In the same way, Y-chromosome data has pretty much ruled out the doctrine that the flood of Noah reduced the entire human race to a single Y-Chromosome anytime in the last 50K years. This pretty much invalidates the Reasons-to-Believe view of scripture on the flood. It does not invalidate the Christ-centered model that I have written about. So while science may not be able to prove a particular act of God or account in scripture as true, it can prove certain ideas about classes of interventions which left lasting traces false.
So the problem is only underdefined if we fail to specify a particular view of Adam which can be measured against what is observed in the lab or in the field. To their credit, RTB produced a testable creation model. To my view even though its confidence levels are not as high as we might like it was robust on its astronomical and astrophysical points but fell down once we get to Adam and the Flood. It was a testable model and the first part passed the test- maybe not with flying colors, but the second part has not passed the test.
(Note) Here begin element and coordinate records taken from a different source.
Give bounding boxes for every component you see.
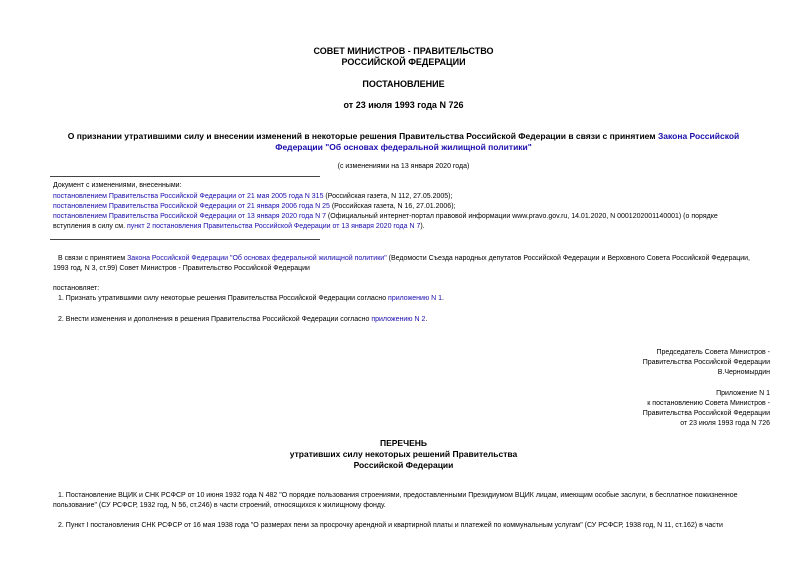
change-item-3-cont	[53, 222, 425, 232]
change-item-1-source: (Российская газета, N 112, 27.05.2005);	[323, 193, 453, 200]
appendix-label: Приложение N 1	[716, 390, 770, 397]
document-type: ПОСТАНОВЛЕНИЕ	[362, 79, 445, 89]
change-item-2-source: (Российская газета, N 16, 27.01.2006);	[329, 203, 456, 210]
signature-name: В.Черномырдин	[717, 369, 770, 376]
change-item-2	[53, 202, 455, 212]
org-name-line2: РОССИЙСКОЙ ФЕДЕРАЦИИ	[341, 57, 466, 67]
change-item-3-source: (Официальный интернет-портал правовой информации www.pravo.gov.ru, 14.01.2020, N 0001202001140001) (о порядке	[325, 213, 718, 220]
preamble-text: В связи с принятием	[58, 255, 128, 262]
title-law-link[interactable]: Закона Российской	[657, 131, 740, 141]
signature-line1: Председатель Совета Министров -	[656, 349, 770, 356]
list-subtitle-line2: Российской Федерации	[353, 460, 454, 470]
clause-1-end: .	[442, 295, 444, 302]
clause-2-end: .	[425, 316, 428, 323]
preamble-line2: 1993 год, N 3, ст.99) Совет Министров - Правительство Российской Федерации	[53, 265, 310, 272]
change-item-3	[53, 212, 718, 222]
change-item-1-link[interactable]: постановлением Правительства Российской Федерации от 21 мая 2005 года N 315	[53, 193, 324, 200]
clause-1-text: 1. Признать утратившими силу некоторые решения Правительства Российской Федерации согласно	[58, 295, 389, 302]
change-item-3-cont-end: ).	[420, 223, 425, 230]
list-title: ПЕРЕЧЕНЬ	[379, 438, 427, 448]
preamble-line1	[58, 254, 750, 264]
changes-intro: Документ с изменениями, внесенными:	[53, 182, 182, 189]
title-text: О признании утратившими силу и внесении изменений в некоторые решения Правительства Российской Федерации в связи с принятием	[67, 131, 658, 141]
preamble-law-link[interactable]: Закона Российской Федерации "Об основах федеральной жилищной политики"	[127, 255, 387, 262]
divider-top	[50, 176, 320, 177]
change-item-3-cont-text: вступления в силу см.	[53, 223, 128, 230]
list-item-1-line1: 1. Постановление ВЦИК и СНК РСФСР от 10 июня 1932 года N 482 "О порядке пользования строениями, предоставленными Президиумом ВЦИК лицам, имеющим особые заслуги, в бесплатное пожизненное	[58, 492, 738, 499]
change-item-2-link[interactable]: постановлением Правительства Российской Федерации от 21 января 2006 года N 25	[53, 203, 330, 210]
change-item-1	[53, 192, 452, 202]
appendix-2-link[interactable]: приложению N 2	[371, 316, 426, 323]
clause-2-text: 2. Внести изменения и дополнения в решения Правительства Российской Федерации согласно	[58, 316, 372, 323]
title-law-link-cont[interactable]: Федерации "Об основах федеральной жилищной политики"	[275, 142, 532, 152]
signature-line2: Правительства Российской Федерации	[642, 359, 770, 366]
clause-2	[58, 315, 427, 325]
clause-1	[58, 294, 444, 304]
appendix-ref-line1: к постановлению Совета Министров -	[647, 400, 770, 407]
list-item-2-line1: 2. Пункт I постановления СНК РСФСР от 16 мая 1938 года "О размерах пени за просрочку арендной и квартирной платы и платежей по коммунальным услугам" (СУ РСФСР, 1938 год, N 11, ст.162) в части	[58, 522, 723, 529]
org-name-line1: СОВЕТ МИНИСТРОВ - ПРАВИТЕЛЬСТВО	[313, 46, 494, 56]
revision-note: (с изменениями на 13 января 2020 года)	[337, 163, 470, 170]
divider-bottom	[50, 239, 320, 240]
change-item-3-link[interactable]: постановлением Правительства Российской Федерации от 13 января 2020 года N 7	[53, 213, 326, 220]
preamble-source: (Ведомости Съезда народных депутатов Российской Федерации и Верховного Совета Российской Федерации,	[386, 255, 751, 262]
list-item-1-line2: пользование" (СУ РСФСР, 1932 год, N 56, ст.246) в части строений, относящихся к жилищному фонду.	[53, 502, 386, 509]
list-subtitle-line1: утративших силу некоторых решений Правительства	[289, 449, 518, 459]
document-title	[0, 131, 807, 153]
appendix-1-link[interactable]: приложению N 1	[388, 295, 443, 302]
decides-label: постановляет:	[53, 285, 100, 292]
document-date-number: от 23 июля 1993 года N 726	[343, 100, 464, 110]
change-item-3-cont-link[interactable]: пункт 2 постановления Правительства Российской Федерации от 13 января 2020 года N 7	[127, 223, 421, 230]
appendix-ref-line2: Правительства Российской Федерации	[642, 410, 770, 417]
appendix-ref-line3: от 23 июля 1993 года N 726	[680, 420, 770, 427]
They need a new model. I have one, and so do you. Others may have yet more models.
So long as they define it enough to test to a similar degree as things that we consider science now (I am looking at you sociologists and theoretical astrophysicists!) then science has a little something to say about theology, even if ultimately God is not going to submit Himself to our lab tricks and is by definition beyond the laws of nature which science is designed to discover. Men cannot expect to discover God strictly through the scientific method, but we discover which of competing views of scripture are more or less compatible with evidence from the natural universe.
The Bible does not directly say that Adam and Eve had a unique genetic signature, but if you hold that they were a special creation after Adam the Race came to be then it is a reasonable inference. If they did, Basal Eurasian looks like a great candidate for that based on my model for time, place, and circumstances. Moreso than I have time to go into here.
Now it could be that this idea will be falsified tomorrow. Indeed when I first wrote the book I wrote that if Kostenki 14 really did have Basal Eurasian genes then the hypothesis that this was the signature of Adam and Even would be falsified. This is because it would have shown that this group was “out there” 30K plus years ago and did not suddenly show up in the crossroads of the world 14K ago! It turned out that it did not - it only looked more similar to basal because it had not gotten to the fully Western-Hunter-Gatherer profile yet. It was “basal” to the East-West split, but was not that basal.
If they find such a specimen for real, it does not falsify the Christ-Centered model, only the idea that this signature is that of Adam and Eve according to the Christ-Centered model. Though I don’t go as far as you do in broad terms I agree with your position that the scientific method has limits in its application to theology and apologetics.